Curaleaf
- Company type: Public
- Traded as: OTCQX: CURLF TSX: CURA
- Industry: Cannabis industry
- Founded: 2010
- Headquarters: Stamford, Connecticut, United States
- Key people: Boris Jordan, Chairman and CEO
- Website: curaleaf.com

= Curaleaf =

Cannabis company

Curaleaf Holdings, Inc. is an American cannabis company publicly traded on the Canadian Securities Exchange. The company is headquartered in Stamford, Connecticut. Founded in 2010, it produces and distributes cannabis products in North America, operating dispensaries in multiple states. As of 2025, it is the world's largest cannabis company by revenue.

==History==
Curaleaf was founded in 2010 under the name PalliaTech. It operated in New Jersey and had a research center in Colorado. In 2013, the investment group Sputnik purchased a 35% stake in the company. The company name was changed to Curaleaf in 2018, just prior to going public on Toronto's Canadian Securities Exchange under the symbol CURA. It also raised $400 million in what was considered the largest stock offering in cannabis industry history. By 2020, Curaleaf grew to be the largest Cannabis company in the world.

Curaleaf has made several acquisitions in the cannabis industry. It acquired the cannabis oil brand Select in 2019, making it the largest cannabis operator in the United States. The following year it acquired Colorado based edibles maker BlueKudu, which is known for its infused chocolates and gummies. In 2020, Curaleaf became the world's largest cannabis company by revenue after the purchase of its Chicago-based competitor Grassroots Cannabis. The purchase also expanded the company into 23 states in the U.S.

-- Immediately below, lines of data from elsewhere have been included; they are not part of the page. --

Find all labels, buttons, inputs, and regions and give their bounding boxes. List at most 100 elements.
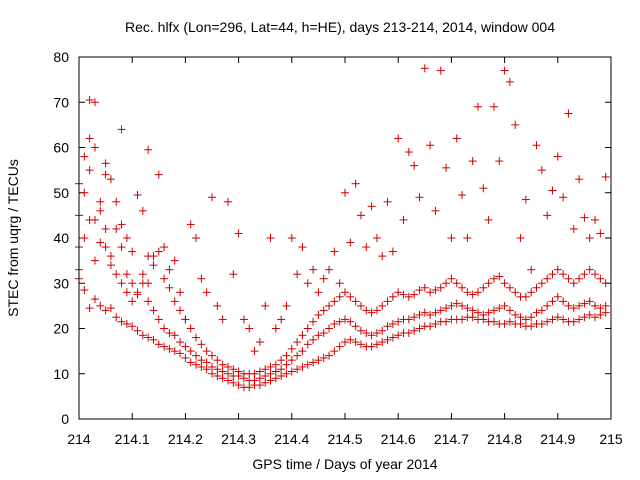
data-point <box>309 317 318 326</box>
data-point <box>106 304 115 313</box>
data-point <box>575 301 584 310</box>
data-point <box>325 301 334 310</box>
data-point <box>101 159 110 168</box>
data-point <box>367 202 376 211</box>
data-point <box>314 331 323 340</box>
data-point <box>463 234 472 242</box>
data-point <box>447 301 456 310</box>
data-point <box>165 329 174 338</box>
data-point <box>133 191 142 200</box>
data-point <box>388 292 397 301</box>
data-point <box>319 329 328 338</box>
y-tick-label: 70 <box>53 94 69 110</box>
data-point <box>165 265 174 274</box>
data-point <box>218 360 227 369</box>
data-point <box>362 329 371 338</box>
data-point <box>415 193 424 202</box>
data-point <box>106 261 115 270</box>
data-point <box>559 193 568 202</box>
data-point <box>415 324 424 333</box>
data-point <box>149 261 158 270</box>
data-point <box>474 308 482 317</box>
y-tick-label: 60 <box>53 140 69 156</box>
data-point <box>367 308 376 317</box>
data-point <box>415 286 424 295</box>
data-point <box>383 335 392 344</box>
data-point <box>117 243 126 252</box>
data-point <box>559 315 568 324</box>
data-point <box>165 283 174 292</box>
data-point <box>447 274 456 283</box>
data-point <box>569 304 578 313</box>
data-point <box>468 306 477 315</box>
data-point <box>112 224 121 233</box>
data-point <box>218 315 227 324</box>
data-point <box>330 319 339 328</box>
y-tick-label: 30 <box>53 275 69 291</box>
data-point <box>154 247 163 256</box>
data-point <box>585 265 594 274</box>
data-point <box>511 288 520 297</box>
x-tick-label: 214.6 <box>381 431 416 447</box>
data-point <box>426 141 435 150</box>
data-point <box>90 143 99 152</box>
data-point <box>388 333 397 342</box>
data-point <box>101 243 110 252</box>
data-point <box>505 306 514 315</box>
data-point <box>239 315 248 324</box>
data-point <box>128 279 137 288</box>
data-point <box>394 134 403 143</box>
data-point <box>261 372 270 381</box>
data-point <box>271 324 280 333</box>
data-point <box>277 315 286 324</box>
data-point <box>564 301 573 310</box>
data-point <box>293 270 302 279</box>
data-point <box>186 358 195 367</box>
data-point <box>282 301 291 310</box>
data-point <box>468 313 477 322</box>
data-point <box>202 358 211 367</box>
data-point <box>85 304 94 313</box>
data-point <box>543 274 552 283</box>
data-point <box>463 304 472 313</box>
data-point <box>383 197 392 206</box>
data-point <box>601 172 610 181</box>
data-point <box>303 360 312 369</box>
data-point <box>192 351 201 360</box>
data-point <box>585 310 594 319</box>
data-point <box>160 274 169 283</box>
data-point <box>436 306 445 315</box>
data-point <box>223 362 232 371</box>
data-point <box>527 265 536 274</box>
data-point <box>223 376 232 385</box>
data-point <box>410 326 419 335</box>
data-point <box>511 310 520 319</box>
data-point <box>186 324 195 333</box>
data-point <box>484 279 493 288</box>
data-point <box>319 353 328 362</box>
data-point <box>495 304 504 313</box>
data-point <box>160 243 169 252</box>
data-point <box>330 297 339 306</box>
x-tick-label: 214.1 <box>115 431 150 447</box>
data-point <box>250 347 259 356</box>
data-point <box>335 342 344 351</box>
data-point <box>176 288 185 297</box>
data-point <box>372 340 381 349</box>
data-point <box>442 304 451 313</box>
data-point <box>255 367 264 376</box>
x-tick-label: 214.8 <box>487 431 522 447</box>
data-point <box>426 310 435 319</box>
data-point <box>356 326 365 335</box>
data-point <box>192 333 201 342</box>
data-point <box>80 234 89 242</box>
plot-frame <box>78 56 612 420</box>
data-point <box>234 381 243 390</box>
data-point <box>553 313 562 322</box>
data-point <box>138 331 147 340</box>
data-point <box>154 170 163 179</box>
x-axis-label: GPS time / Days of year 2014 <box>252 456 437 472</box>
data-point <box>176 306 185 315</box>
data-point <box>479 310 488 319</box>
data-point <box>122 319 131 328</box>
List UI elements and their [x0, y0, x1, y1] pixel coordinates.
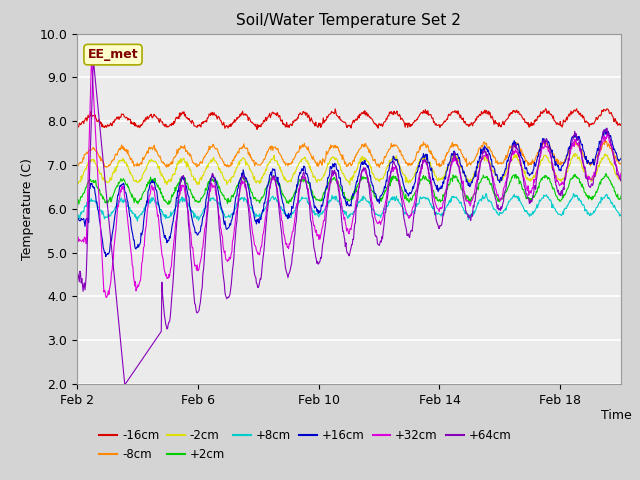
+16cm: [275, 182, 282, 188]
-8cm: [274, 145, 282, 151]
-8cm: [435, 160, 443, 166]
-2cm: [552, 172, 560, 178]
-8cm: [376, 165, 383, 170]
+32cm: [436, 205, 444, 211]
+8cm: [570, 191, 577, 196]
+16cm: [196, 229, 204, 235]
-16cm: [341, 119, 349, 125]
-16cm: [275, 114, 282, 120]
-2cm: [435, 177, 443, 182]
+16cm: [632, 123, 640, 129]
-8cm: [73, 163, 81, 168]
+64cm: [275, 208, 283, 214]
+16cm: [435, 185, 443, 191]
+32cm: [342, 220, 349, 226]
-16cm: [632, 104, 639, 110]
Text: EE_met: EE_met: [88, 48, 138, 61]
+2cm: [552, 193, 560, 199]
+64cm: [121, 381, 129, 387]
+64cm: [90, 61, 97, 67]
+32cm: [275, 200, 283, 205]
+8cm: [413, 202, 421, 208]
+32cm: [73, 237, 81, 243]
+32cm: [88, 61, 95, 67]
+2cm: [413, 186, 421, 192]
+8cm: [196, 215, 204, 221]
+8cm: [552, 209, 560, 215]
X-axis label: Time: Time: [601, 408, 632, 421]
+32cm: [196, 259, 204, 264]
+2cm: [275, 183, 282, 189]
-2cm: [346, 182, 353, 188]
+16cm: [341, 194, 349, 200]
+2cm: [341, 195, 349, 201]
+64cm: [196, 300, 204, 305]
+32cm: [553, 178, 561, 183]
+16cm: [73, 216, 81, 222]
-16cm: [73, 124, 81, 130]
-2cm: [274, 162, 282, 168]
-2cm: [195, 181, 203, 187]
+32cm: [414, 180, 422, 185]
+32cm: [102, 295, 110, 300]
-2cm: [340, 173, 348, 179]
-8cm: [552, 158, 560, 164]
+2cm: [164, 202, 172, 207]
-16cm: [195, 122, 203, 128]
+2cm: [73, 199, 81, 205]
+8cm: [134, 218, 141, 224]
-8cm: [601, 137, 609, 143]
Line: -8cm: -8cm: [77, 140, 640, 168]
-2cm: [572, 151, 579, 156]
Line: +2cm: +2cm: [77, 174, 640, 204]
+64cm: [73, 274, 81, 279]
Title: Soil/Water Temperature Set 2: Soil/Water Temperature Set 2: [236, 13, 461, 28]
+8cm: [275, 201, 282, 207]
+2cm: [196, 199, 204, 205]
-16cm: [435, 122, 443, 128]
+16cm: [413, 169, 421, 175]
+16cm: [102, 254, 109, 260]
+2cm: [602, 171, 610, 177]
+64cm: [436, 223, 444, 228]
Line: -2cm: -2cm: [77, 154, 640, 185]
+16cm: [552, 162, 560, 168]
+8cm: [73, 214, 81, 220]
Line: +64cm: +64cm: [77, 64, 640, 384]
-2cm: [73, 178, 81, 184]
Line: -16cm: -16cm: [77, 107, 640, 130]
+64cm: [414, 186, 422, 192]
Line: +32cm: +32cm: [77, 64, 640, 298]
Legend: -16cm, -8cm, -2cm, +2cm, +8cm, +16cm, +32cm, +64cm: -16cm, -8cm, -2cm, +2cm, +8cm, +16cm, +3…: [95, 424, 516, 466]
-8cm: [195, 163, 203, 168]
Line: +16cm: +16cm: [77, 126, 640, 257]
+8cm: [435, 211, 443, 217]
+64cm: [342, 244, 349, 250]
+8cm: [341, 211, 349, 217]
-8cm: [413, 149, 421, 155]
+64cm: [553, 186, 561, 192]
Line: +8cm: +8cm: [77, 193, 640, 221]
-16cm: [253, 127, 261, 132]
-2cm: [413, 165, 421, 171]
Y-axis label: Temperature (C): Temperature (C): [20, 158, 34, 260]
-8cm: [340, 157, 348, 163]
-16cm: [413, 117, 421, 122]
-16cm: [552, 121, 560, 127]
+2cm: [435, 197, 443, 203]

In April 2021, Curaleaf announced that it had completed its previously announced acquisition of EMMAC Life Sciences Limited ("EMMAC"), the largest vertically integrated independent cannabis company in Europe. The acquisition gives Curaleaf cultivation, EU GMP-certified processing, distribution, and R&D operations in several key European cannabis markets, including the United Kingdom, Germany, Italy, Spain and Portugal.

In May 2021, Curaleaf announced it had signed a definitive agreement to acquire Los Sueños Farms, a 36-acre outdoor marijuana growing operation in Colorado, for over $60 million.

In September 2021, an Oregon subsidiary of the company, Cura Cannabis, mistakenly distributed tinctures with THC that were mislabeled as containing only CBD. This led to a recall by The Oregon Liquor and Cannabis Commission (OLCC).